While, historically, an inverted yield curve (short-term rates above long-term rates) has preceded the end of a bull market and the beginning of a recessionary environment, a recent Barron’s article argues that the risk in the U.S. is relatively modest.
The article offers the example of how the U.S. stock market “peaked in 2000 and 2007 when the spread between three-month and 10-year U.S. Treasury yields inverted by about 50 basis points,” adding that while the yield curve is currently inverted to the tune of one percentage point, the spread has “narrowed in recent weeks.”
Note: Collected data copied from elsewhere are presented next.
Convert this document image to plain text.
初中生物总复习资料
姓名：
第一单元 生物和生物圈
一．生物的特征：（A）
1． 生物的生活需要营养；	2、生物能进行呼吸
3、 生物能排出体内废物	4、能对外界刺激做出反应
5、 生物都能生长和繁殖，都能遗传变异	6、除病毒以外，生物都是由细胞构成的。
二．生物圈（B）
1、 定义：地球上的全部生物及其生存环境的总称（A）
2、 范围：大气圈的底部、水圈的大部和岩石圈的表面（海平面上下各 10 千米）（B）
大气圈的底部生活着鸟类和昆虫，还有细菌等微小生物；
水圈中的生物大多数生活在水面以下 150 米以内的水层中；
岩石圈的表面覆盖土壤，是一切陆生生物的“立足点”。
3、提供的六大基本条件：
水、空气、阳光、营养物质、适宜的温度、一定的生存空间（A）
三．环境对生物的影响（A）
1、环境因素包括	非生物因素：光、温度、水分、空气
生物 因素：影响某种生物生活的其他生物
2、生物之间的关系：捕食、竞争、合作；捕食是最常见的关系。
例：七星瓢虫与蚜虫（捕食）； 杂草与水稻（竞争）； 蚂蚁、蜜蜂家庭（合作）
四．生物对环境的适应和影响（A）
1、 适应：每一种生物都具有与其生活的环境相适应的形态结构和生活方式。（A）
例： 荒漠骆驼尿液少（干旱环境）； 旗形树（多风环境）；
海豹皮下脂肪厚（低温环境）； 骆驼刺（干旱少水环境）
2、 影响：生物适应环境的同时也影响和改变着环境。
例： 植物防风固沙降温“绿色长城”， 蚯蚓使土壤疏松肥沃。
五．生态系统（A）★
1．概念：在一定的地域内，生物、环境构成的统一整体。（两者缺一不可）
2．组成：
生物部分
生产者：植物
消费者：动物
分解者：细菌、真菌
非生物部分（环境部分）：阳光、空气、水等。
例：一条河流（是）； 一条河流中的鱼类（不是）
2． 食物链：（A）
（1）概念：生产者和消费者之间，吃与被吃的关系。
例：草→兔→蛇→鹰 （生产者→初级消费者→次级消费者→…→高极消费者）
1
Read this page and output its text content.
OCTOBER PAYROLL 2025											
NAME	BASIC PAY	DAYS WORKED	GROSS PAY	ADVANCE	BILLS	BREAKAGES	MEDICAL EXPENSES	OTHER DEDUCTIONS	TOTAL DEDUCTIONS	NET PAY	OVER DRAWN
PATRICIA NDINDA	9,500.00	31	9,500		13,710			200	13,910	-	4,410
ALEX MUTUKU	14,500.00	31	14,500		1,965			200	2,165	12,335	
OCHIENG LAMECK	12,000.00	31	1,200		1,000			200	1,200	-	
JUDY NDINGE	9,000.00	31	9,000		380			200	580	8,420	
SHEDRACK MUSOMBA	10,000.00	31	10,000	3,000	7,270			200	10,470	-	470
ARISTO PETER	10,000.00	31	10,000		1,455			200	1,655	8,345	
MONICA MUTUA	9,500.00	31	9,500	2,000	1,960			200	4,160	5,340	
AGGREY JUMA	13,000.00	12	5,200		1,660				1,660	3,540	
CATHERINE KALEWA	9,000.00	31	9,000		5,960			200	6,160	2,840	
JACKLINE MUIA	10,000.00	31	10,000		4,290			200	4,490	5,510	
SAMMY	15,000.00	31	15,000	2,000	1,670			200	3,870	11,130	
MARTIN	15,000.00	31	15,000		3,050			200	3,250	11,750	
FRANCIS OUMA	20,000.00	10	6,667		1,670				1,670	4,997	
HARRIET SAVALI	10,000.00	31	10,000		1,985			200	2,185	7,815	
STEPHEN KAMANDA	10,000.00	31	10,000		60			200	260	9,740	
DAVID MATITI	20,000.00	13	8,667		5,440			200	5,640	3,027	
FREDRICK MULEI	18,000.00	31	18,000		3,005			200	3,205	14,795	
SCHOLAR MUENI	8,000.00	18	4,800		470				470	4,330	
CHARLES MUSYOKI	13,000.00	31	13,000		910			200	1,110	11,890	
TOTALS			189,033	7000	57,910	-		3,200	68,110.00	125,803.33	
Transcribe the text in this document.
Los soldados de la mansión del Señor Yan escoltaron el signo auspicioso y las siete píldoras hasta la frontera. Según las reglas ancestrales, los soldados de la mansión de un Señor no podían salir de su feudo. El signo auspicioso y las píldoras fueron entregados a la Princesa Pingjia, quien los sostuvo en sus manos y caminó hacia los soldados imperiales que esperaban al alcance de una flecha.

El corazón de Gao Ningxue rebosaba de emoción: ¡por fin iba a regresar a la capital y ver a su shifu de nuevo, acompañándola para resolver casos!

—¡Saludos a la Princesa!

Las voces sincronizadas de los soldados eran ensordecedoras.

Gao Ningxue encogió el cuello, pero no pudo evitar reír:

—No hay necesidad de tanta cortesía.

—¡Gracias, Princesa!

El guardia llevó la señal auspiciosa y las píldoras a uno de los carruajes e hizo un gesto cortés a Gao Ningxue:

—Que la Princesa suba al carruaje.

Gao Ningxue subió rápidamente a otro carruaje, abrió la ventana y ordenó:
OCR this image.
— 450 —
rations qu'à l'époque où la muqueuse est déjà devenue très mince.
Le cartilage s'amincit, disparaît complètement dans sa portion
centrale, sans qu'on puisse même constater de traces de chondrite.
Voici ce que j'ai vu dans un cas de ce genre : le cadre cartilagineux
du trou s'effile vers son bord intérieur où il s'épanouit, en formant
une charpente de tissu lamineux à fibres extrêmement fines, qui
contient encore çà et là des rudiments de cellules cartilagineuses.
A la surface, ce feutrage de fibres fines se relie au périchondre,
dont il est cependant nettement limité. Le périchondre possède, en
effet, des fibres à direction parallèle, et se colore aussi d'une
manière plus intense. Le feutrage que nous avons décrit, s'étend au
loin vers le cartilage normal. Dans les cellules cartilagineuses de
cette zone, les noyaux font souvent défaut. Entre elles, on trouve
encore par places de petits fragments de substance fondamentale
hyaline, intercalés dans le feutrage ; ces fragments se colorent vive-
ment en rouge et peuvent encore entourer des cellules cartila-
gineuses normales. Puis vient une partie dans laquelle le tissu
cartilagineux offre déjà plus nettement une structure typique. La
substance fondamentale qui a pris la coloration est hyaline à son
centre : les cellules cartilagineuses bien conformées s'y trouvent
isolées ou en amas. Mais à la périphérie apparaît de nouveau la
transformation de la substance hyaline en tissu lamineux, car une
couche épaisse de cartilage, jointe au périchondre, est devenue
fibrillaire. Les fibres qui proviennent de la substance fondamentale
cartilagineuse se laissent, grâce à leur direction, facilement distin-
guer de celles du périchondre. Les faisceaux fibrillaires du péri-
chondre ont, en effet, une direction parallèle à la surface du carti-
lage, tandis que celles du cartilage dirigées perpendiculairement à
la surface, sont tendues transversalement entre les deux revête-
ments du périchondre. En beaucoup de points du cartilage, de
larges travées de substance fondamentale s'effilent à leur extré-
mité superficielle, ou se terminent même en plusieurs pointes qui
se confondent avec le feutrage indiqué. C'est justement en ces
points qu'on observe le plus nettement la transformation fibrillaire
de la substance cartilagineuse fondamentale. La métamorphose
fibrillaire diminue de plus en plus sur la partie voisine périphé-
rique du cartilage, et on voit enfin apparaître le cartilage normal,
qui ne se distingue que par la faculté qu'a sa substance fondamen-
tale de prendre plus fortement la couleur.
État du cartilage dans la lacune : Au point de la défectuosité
Challenges continue in the U.K., however, heightened by the upset in the recent election which, the article argues, “is unlikely to make Brexit negotiations any easier.” The U.K., it says, “faces the highest probability of a recession in the coming year of any major country based on the slope of its yield curve and the history of U.K. recessions since 1970.”
The article states, however, that bond yields and stock prices outside the U.K. generally indicate that the chances for a global recession are modest. “At first glance,” it explains, “a slumping yield curve paired with a rising stock market may seem at odds, but it’s clear to us that the message in the stock and bond market is the same: low risk of bear market and recession in the year ahead.” That said, the article argues that stock pullbacks can occur, and that investors “should maintain their long-term asset allocation to help insulate from short-term fluctuations.”